Ano 2008 - Volume 28, Número 05


Título
Celiac artery in New Zealand rabbit: Anatomical study of its origin and arrangement for experimental research and surgical practice, p.237-240
Autores

Resumo
ABSTRACT.- Abidu-Figueiredo M., Xavier-Silva B., Cardinot T.M., Babinski M.A. & Chagas M.A. 2008. Celiac artery in New Zealand rabbit: Anatomical study of its origin and arrangement for experimental research and surgical practice. Pesquisa Veterinária Brasileira 28(5):237-240. Departamento de Anatomia Animal, Instituto de Biologia, Universidade Federal Rural do Rio de Janeiro, Seropédica, RJ 23890-000, Brazil. E-mail: marceloabidu@gmail.com

Rabbits have been used as an experimental model in many diseases and for the study of toxicology, pharmacology and surgery in many universities.
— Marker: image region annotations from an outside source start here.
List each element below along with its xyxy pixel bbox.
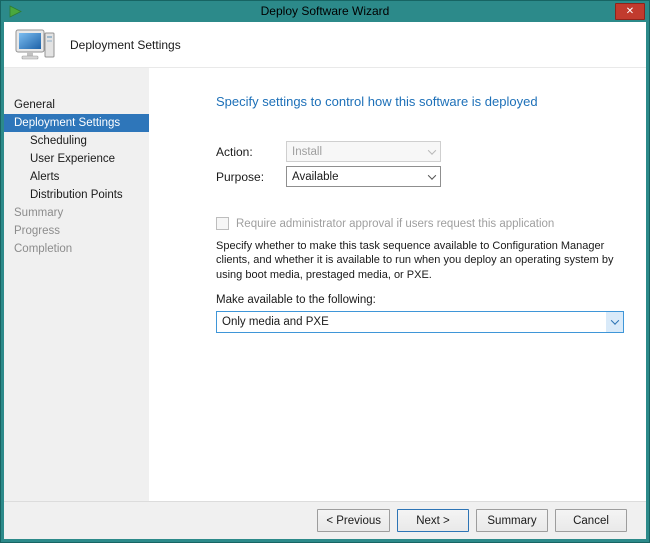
purpose-label: Purpose:: [216, 170, 286, 184]
sidebar-item-progress: Progress: [4, 222, 149, 240]
chevron-down-icon: [423, 142, 440, 161]
make-available-label: Make available to the following:: [216, 294, 624, 306]
action-row: Action: Install: [216, 141, 624, 162]
previous-button[interactable]: < Previous: [317, 509, 390, 532]
summary-button[interactable]: Summary: [476, 509, 548, 532]
close-icon: ✕: [626, 5, 634, 19]
approval-checkbox-label: Require administrator approval if users …: [236, 218, 554, 230]
action-label: Action:: [216, 145, 286, 159]
page-content: Specify settings to control how this sof…: [149, 68, 646, 501]
sidebar-item-general[interactable]: General: [4, 96, 149, 114]
close-button[interactable]: ✕: [615, 3, 645, 20]
sidebar-item-user-experience[interactable]: User Experience: [4, 150, 149, 168]
approval-checkbox-row: Require administrator approval if users …: [216, 217, 624, 230]
make-available-value: Only media and PXE: [222, 316, 606, 328]
page-heading: Specify settings to control how this sof…: [216, 94, 624, 109]
deploy-software-wizard-window: Deploy Software Wizard ✕: [0, 0, 650, 543]
chevron-down-icon: [606, 312, 623, 332]
purpose-dropdown[interactable]: Available: [286, 166, 441, 187]
titlebar[interactable]: Deploy Software Wizard ✕: [1, 1, 649, 22]
action-dropdown: Install: [286, 141, 441, 162]
sidebar-item-summary: Summary: [4, 204, 149, 222]
wizard-nav: General Deployment Settings Scheduling U…: [4, 68, 149, 501]
action-value: Install: [292, 146, 423, 158]
approval-checkbox: [216, 217, 229, 230]
task-sequence-description: Specify whether to make this task sequen…: [216, 239, 624, 282]
sidebar-item-deployment-settings[interactable]: Deployment Settings: [4, 114, 149, 132]
sidebar-item-completion: Completion: [4, 240, 149, 258]
sidebar-item-scheduling[interactable]: Scheduling: [4, 132, 149, 150]
wizard-header: Deployment Settings: [4, 22, 646, 68]
window-frame: Deployment Settings General Deployment S…: [4, 22, 646, 539]
computer-icon: [14, 27, 58, 63]
wizard-body: General Deployment Settings Scheduling U…: [4, 68, 646, 501]
purpose-row: Purpose: Available: [216, 166, 624, 187]
window-title: Deploy Software Wizard: [1, 4, 649, 18]
next-button[interactable]: Next >: [397, 509, 469, 532]
purpose-value: Available: [292, 171, 423, 183]
cancel-button[interactable]: Cancel: [555, 509, 627, 532]
chevron-down-icon: [423, 167, 440, 186]
make-available-dropdown[interactable]: Only media and PXE: [216, 311, 624, 333]
page-title: Deployment Settings: [70, 38, 181, 52]
sidebar-item-alerts[interactable]: Alerts: [4, 168, 149, 186]
wizard-footer: < Previous Next > Summary Cancel: [4, 501, 646, 539]
sidebar-item-distribution-points[interactable]: Distribution Points: [4, 186, 149, 204]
However, some aspects of their macro anatomy need a more detailed description, especially the abdominal and pelvic arterial vascular system, which has a huge variability in distribution and trajectory. Thirty cadaveric adult New Zealand rabbits, 13 male and 17 female, with an average weight and rostrum-sacral length of 2.5 kg and 40cm, respectively, were used. The thoracic aorta was cannulated and the vascular system was filled with stained latex S-65. The celiac artery and its proximal branches were dissected and lengthened in order to evidence origin and proximal ramifications. The celiac artery emerged between the 12th and 13th thoracic vertebra in 11 (36.7%) rabbits; at the level of the 13th thoracic vertebra in 6 (20%) rabbits; between the 13th thoracic vertebra and the 1st lumbar vertebra in 12 (40%) rabbits; and at the level of the 1st lumbar vertebra in only one (3.3%) rabbit. The mean length of the celiac artery was 0.5cm. The celiac artery first branch was the lienal artery, the second branch was the left gastric artery and the hepatic artery arose from the left gastric artery in all the dissected rabbits. No relation was observed between the celiac artery length and the rostrum-sacral length in rabbits. The number of left gastric and lienal artery branches and the distribution of celiac artery origin are not gender dependent.